THIS time of year, I'm usually in the US. I love autumn and America does autumn better than anywhere.
Now is just the right time for the last straggle of sunshine while the trees transform their leaves from thick, abundant green to flaming gold and red. It's a perfect seasonal moment; warmth with impending crispness, colour before the impending dark - the best of all worlds.
"I was going home in October," Jack Kerouac writes in On the Road, his novel of travelling across the United States, "Everybody goes home in October."
America is not home but it is a beloved destination I have returned to often since a post-university road trip along Route 66. That opened the eyes, let me tell you.
We drove the highways listening to Willie Nelson and Fleetwood Mac, the only cassette tapes we could find in the first gas station we stopped at. An ideal, accidental soundtrack.
Last year I had plans to be in New Orleans, take a little look around Louisiana, maybe cruise along the Mississippi. This year was to be Seattle, finally making it to the original Starbucks on Pike Place to see what all the fuss is about.
But Donald Trump enforced the EU travel ban and holidays became the least of anyone's worries. Families have been separated for nearly 18 months, partners kept apart and friends unable to meet - all due to a travel ban that made very little sense.
Europeans have been blocked from the US since March 14 last year, a travel ban imposed under the Trump administration but left to linger on under the new Biden term of office.
For much of that time, it seemed nonsensical to want to travel to the States for leisure purposes. High national covid-19 case numbers and rising anti-vaccination sentiment that saw an immunisation success story begin to fall behind other developed nations made a holiday seem hellishly silly.
It was a surprise when President Biden didn't move to lift the ban, particularly when he came to Cornwall for the G7 summit and had been expected to do so then. It was a further dent in the cross-pond relationship when the policy didn't change despite the UK ending its ban on Americans coming here.
The refusal of reciprocity was labelled "incomprehensible" by the director of the Europe Centre at the Atlantic Council, Benjamin Haddad.
When it was enforced, it made some sense, despite being criticised by the incumbent Joe Biden. But dragging it on for so long has been a bullish move with little to back it up. Other countries, such as Grenada, have far higher case rates that European countries and yet there was no ban on unvaccinated Grenadians but a ban on fully vaccinated Germans.

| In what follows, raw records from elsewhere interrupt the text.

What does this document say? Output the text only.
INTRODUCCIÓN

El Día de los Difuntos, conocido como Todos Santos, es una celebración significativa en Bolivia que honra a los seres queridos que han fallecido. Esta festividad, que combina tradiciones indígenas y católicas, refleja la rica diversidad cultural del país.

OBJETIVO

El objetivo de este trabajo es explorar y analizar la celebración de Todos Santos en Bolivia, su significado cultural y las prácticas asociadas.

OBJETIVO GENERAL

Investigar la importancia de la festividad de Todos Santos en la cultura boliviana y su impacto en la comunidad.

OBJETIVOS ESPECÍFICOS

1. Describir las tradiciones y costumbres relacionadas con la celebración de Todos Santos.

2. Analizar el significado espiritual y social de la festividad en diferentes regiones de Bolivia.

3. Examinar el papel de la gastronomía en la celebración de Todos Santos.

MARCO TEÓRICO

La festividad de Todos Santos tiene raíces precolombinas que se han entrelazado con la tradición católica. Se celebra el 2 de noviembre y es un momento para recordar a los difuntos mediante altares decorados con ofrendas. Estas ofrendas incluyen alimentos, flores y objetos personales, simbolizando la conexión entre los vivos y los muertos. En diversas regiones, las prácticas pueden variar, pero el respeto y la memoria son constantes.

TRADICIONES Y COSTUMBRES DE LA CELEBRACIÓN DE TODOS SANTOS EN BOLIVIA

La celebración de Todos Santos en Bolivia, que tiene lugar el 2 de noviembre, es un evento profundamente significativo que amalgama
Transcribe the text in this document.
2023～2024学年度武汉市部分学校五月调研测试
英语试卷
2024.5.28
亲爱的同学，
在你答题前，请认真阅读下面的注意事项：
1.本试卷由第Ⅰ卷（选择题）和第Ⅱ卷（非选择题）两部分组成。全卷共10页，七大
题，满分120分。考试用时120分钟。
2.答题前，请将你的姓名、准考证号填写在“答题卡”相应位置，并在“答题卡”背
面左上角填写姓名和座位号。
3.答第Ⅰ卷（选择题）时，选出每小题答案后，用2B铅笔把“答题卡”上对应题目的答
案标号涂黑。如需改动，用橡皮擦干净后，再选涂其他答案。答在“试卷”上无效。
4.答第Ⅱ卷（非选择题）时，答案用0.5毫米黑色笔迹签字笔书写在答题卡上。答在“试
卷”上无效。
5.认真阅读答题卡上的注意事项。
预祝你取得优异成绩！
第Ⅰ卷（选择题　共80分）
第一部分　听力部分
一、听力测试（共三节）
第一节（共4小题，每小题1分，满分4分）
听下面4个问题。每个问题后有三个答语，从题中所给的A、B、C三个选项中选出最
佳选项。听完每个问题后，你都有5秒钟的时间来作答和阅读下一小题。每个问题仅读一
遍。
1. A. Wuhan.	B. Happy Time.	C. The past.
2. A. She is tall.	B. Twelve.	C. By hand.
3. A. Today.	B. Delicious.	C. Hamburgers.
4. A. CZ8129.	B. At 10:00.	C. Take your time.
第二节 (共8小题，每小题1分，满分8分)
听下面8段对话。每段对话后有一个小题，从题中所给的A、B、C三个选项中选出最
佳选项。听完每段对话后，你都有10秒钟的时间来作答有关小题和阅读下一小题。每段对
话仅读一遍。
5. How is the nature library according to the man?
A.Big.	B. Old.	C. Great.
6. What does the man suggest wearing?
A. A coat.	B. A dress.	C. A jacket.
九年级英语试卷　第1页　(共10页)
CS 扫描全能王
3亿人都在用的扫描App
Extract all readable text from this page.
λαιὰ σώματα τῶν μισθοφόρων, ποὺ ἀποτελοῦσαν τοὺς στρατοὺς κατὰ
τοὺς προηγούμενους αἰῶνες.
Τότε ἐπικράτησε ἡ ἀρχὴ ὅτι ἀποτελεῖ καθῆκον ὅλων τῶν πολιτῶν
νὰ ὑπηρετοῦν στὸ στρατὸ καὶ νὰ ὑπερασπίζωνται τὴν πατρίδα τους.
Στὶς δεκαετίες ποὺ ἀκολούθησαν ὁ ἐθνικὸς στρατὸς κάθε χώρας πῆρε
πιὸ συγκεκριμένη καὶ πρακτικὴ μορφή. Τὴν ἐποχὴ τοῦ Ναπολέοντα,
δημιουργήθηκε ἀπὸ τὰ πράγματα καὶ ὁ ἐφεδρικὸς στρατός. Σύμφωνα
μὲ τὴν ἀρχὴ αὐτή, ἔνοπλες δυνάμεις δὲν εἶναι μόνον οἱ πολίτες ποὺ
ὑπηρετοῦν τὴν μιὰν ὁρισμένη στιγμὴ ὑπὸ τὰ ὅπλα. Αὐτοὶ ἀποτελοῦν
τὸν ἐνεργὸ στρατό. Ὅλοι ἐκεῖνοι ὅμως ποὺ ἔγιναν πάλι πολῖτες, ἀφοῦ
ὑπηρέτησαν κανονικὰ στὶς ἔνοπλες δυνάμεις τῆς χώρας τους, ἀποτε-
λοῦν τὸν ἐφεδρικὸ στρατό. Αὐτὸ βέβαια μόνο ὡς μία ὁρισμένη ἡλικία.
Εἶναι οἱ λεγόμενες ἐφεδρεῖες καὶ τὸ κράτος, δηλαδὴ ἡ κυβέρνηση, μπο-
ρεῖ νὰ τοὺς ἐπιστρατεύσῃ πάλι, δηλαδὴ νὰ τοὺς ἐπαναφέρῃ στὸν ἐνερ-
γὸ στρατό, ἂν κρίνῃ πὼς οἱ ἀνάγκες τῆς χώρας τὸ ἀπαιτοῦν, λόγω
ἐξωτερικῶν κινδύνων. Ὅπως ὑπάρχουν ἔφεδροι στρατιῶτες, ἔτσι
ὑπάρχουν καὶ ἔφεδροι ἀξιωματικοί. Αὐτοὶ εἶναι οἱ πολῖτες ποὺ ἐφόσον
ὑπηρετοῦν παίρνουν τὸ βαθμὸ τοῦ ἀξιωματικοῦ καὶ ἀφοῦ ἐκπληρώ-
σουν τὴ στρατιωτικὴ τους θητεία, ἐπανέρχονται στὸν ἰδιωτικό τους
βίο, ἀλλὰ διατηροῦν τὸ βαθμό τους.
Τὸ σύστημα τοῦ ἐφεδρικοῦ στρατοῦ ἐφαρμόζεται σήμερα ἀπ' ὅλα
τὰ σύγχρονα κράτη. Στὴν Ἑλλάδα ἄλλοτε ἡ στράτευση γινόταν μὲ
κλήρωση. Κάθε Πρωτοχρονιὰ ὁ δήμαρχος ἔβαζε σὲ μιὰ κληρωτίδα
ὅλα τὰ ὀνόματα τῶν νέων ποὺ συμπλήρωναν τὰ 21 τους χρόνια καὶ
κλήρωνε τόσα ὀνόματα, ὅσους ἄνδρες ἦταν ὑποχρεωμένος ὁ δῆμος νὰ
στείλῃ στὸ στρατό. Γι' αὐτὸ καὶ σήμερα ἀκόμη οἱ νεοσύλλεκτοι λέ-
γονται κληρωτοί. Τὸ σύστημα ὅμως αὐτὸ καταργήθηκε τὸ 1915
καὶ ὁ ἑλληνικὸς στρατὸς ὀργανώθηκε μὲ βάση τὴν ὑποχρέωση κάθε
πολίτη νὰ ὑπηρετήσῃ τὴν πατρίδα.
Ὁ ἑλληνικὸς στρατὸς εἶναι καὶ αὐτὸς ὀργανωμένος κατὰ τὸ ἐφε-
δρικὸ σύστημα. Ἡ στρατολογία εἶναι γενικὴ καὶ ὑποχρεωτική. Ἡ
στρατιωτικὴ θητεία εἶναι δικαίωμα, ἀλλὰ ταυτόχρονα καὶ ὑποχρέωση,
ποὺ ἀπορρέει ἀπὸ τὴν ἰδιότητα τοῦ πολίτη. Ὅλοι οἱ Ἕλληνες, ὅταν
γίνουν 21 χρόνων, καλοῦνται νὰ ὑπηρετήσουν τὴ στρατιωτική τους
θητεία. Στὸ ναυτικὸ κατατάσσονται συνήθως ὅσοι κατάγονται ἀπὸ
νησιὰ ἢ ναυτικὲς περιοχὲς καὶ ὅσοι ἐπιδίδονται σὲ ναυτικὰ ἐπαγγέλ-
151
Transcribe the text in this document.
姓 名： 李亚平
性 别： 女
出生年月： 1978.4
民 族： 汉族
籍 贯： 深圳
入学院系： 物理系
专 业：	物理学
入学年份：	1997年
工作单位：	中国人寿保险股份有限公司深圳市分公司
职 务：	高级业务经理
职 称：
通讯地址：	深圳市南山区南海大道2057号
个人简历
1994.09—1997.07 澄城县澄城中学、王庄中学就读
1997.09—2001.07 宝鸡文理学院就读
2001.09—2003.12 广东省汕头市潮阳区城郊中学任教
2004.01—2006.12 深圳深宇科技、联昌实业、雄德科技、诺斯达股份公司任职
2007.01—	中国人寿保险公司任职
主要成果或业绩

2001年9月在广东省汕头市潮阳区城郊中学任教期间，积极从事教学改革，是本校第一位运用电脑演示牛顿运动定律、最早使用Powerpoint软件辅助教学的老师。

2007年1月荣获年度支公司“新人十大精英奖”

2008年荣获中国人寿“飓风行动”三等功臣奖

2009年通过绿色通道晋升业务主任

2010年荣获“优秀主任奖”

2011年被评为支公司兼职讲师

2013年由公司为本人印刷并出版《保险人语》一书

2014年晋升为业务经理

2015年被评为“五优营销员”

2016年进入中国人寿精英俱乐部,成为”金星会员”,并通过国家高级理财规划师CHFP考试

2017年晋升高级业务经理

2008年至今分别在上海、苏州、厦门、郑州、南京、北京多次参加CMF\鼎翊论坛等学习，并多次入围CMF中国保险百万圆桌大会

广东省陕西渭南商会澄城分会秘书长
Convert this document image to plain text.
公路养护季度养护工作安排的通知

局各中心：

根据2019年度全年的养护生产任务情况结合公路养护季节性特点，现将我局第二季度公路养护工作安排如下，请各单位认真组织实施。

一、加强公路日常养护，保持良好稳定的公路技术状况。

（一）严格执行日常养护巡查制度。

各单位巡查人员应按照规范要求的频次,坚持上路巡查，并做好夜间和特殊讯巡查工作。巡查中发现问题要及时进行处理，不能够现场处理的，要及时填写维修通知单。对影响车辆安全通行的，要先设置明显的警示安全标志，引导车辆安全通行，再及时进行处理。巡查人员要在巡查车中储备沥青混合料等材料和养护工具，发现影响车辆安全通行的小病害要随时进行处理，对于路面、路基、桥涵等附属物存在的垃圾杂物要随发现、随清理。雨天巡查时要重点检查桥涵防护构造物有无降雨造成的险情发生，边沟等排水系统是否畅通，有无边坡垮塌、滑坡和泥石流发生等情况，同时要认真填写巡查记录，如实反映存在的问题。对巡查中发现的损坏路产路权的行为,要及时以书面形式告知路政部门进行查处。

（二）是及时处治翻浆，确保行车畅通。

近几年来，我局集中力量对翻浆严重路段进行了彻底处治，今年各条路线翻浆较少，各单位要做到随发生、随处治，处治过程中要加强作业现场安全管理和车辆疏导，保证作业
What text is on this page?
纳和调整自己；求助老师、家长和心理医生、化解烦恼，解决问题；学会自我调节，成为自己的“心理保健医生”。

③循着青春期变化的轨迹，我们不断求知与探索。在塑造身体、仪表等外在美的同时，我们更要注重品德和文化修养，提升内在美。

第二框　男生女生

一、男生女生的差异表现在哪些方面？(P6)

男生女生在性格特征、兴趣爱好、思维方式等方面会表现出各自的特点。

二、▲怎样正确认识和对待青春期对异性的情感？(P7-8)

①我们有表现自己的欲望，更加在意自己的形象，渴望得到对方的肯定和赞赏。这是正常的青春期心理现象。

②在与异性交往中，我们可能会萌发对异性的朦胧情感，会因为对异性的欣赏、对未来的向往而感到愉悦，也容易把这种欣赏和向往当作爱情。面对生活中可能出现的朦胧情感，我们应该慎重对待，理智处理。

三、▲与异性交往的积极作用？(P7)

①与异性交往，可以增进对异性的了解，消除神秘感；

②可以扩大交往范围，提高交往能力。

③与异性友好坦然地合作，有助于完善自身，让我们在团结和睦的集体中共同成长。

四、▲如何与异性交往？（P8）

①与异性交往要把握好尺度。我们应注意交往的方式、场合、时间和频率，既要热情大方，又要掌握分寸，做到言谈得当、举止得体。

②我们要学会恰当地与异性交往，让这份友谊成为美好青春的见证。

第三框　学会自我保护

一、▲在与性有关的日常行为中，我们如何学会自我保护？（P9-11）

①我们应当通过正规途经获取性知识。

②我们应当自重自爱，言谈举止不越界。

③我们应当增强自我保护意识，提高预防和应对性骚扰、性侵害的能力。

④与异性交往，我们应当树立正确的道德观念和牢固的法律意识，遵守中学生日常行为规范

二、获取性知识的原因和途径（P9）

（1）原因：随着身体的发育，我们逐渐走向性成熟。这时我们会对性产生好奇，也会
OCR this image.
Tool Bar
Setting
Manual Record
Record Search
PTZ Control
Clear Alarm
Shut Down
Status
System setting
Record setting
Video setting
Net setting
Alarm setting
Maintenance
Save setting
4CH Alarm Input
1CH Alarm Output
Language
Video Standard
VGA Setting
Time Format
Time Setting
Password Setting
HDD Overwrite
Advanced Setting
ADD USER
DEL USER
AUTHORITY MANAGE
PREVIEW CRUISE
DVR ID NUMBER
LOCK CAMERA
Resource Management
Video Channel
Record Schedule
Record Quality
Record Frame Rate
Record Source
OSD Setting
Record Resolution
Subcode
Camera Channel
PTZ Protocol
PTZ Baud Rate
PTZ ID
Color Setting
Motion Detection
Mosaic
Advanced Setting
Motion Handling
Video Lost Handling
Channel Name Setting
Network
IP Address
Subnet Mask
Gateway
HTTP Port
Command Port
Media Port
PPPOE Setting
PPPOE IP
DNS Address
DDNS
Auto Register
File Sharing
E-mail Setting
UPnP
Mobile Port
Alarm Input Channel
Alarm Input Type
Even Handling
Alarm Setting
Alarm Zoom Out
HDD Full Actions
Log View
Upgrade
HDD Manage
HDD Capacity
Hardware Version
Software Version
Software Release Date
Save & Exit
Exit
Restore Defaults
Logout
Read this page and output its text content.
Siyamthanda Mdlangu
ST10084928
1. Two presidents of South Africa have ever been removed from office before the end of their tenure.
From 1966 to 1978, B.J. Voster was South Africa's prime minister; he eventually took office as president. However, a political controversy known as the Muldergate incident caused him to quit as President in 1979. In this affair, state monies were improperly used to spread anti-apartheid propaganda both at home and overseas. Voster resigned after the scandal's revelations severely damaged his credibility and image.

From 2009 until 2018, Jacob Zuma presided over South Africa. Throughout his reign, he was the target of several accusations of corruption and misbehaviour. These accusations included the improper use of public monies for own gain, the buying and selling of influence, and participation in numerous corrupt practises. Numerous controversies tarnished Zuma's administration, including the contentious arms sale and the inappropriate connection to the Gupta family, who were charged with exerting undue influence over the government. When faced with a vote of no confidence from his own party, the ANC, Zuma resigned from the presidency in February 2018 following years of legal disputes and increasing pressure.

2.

Grumblings had been increasing over the past few months with EU diplomats making noise about the situation and even senators making their displeasure known.
Trump caused ructions with his America First stance but President Biden was expected to improve transatlantic relations on taking office. Instead, he reinstated the travel ban earlier this year after the Donald Trump administration made to lift them.
There was little pushback due to covid rates at the time but as the months went on, patience was wearing thin. Families separated by the ban were infuriated at the sight of American holidaymakers sunning themselves overseas while grandparents still couldn't meet with new grandchildren and partners were far apart.
Boris Johnson, on the eve of his trip to the White House this week, said he would use the visit to push for an end to the travel ban. The White House has swooped in first and yesterday announced an end to the ban.
Pundits had predicted that Biden might hold fast and keep the ban in place until 2022 when the midterm elections are due - but their predictions fortunately missed the mark and foreign travel will now reopen from November, just in time for Thanksgiving.
It will certainly be a time of gratitude for reunited families and friends. The US-UK flight market is worth £9 billion and has been operating at a quarter of its capacity. It may take some time for flights to reach pre-ban levels. Though of, course, it's not desirable for environmental reasons for travel to reach its pre-pandemic heights without a meaningful assessment of how the aviation industry fits with carbon targets.
President Biden ran on a ticket of promising to sort out the covid nightmare in America and he had dragged out this travel ban in an attempt not to look soft on that promise. For an administration promising to follow the science, the new president has played politics rather than stick to that pledge.
The lifting of the ban is well overdue but very welcome - for business, trade and personal relationships. Finally. I'll meet you in St Louis.